Authenticity and courage and truth, that is our peace. And that is not just who we can be or hope to be, that is who we are when we surrender our fear and our bitterness and our prejudice to the expansiveness of God’s Spirit. A people reborn, a people who are unafraid to speak in the languages of our hearts and yet somehow still understand one another in the wordlessness of grace, the ultimately unspeakable mystery of life and of love.

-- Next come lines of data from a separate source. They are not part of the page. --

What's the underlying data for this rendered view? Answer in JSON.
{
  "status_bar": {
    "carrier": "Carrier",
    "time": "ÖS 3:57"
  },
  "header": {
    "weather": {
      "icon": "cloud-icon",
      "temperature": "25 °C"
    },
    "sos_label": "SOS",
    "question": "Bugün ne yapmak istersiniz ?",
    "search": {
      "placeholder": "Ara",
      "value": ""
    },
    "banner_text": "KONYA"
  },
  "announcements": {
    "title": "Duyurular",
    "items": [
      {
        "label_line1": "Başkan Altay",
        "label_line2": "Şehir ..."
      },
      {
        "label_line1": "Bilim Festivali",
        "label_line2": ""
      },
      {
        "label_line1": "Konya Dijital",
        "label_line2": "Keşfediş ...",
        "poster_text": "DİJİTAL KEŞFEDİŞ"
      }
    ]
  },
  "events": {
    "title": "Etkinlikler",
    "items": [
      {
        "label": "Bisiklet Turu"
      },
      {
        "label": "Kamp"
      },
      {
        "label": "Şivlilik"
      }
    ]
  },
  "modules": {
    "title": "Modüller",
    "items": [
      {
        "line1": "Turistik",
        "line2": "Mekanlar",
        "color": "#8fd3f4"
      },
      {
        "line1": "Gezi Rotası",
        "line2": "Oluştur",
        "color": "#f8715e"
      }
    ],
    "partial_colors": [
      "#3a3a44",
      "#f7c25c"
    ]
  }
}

Let that Spirit of love be yours today. Let it shape all of your days. Let it shape the work that we do together in this community, in this nation, on this planet. None of the challenges that we collectively face can be met without this Spirit—a Spirit that honors difference, and yet demands from us the discipline of remaining together IN that difference. No retreating into corners; no demonizing one another; no insistence that God only speaks in ways that we alone understand.
For if the Spirit of God is like fire, like wind, then it is elemental, and limitless, and free—it is available to everyone, kindled in hearths unknown to us, blowing across landscapes we will never see, speaking in languages we will never understand. Today we honor that vast freedom of the Spirit, we put our hope in it, because it means that we, too, might yet be free. We, too, might yet be liberated from the language of empire and speak, instead, the living language of our hearts.
Come, Holy Spirit. Only speak the word, and we shall live. Speak the word, and we shall be healed.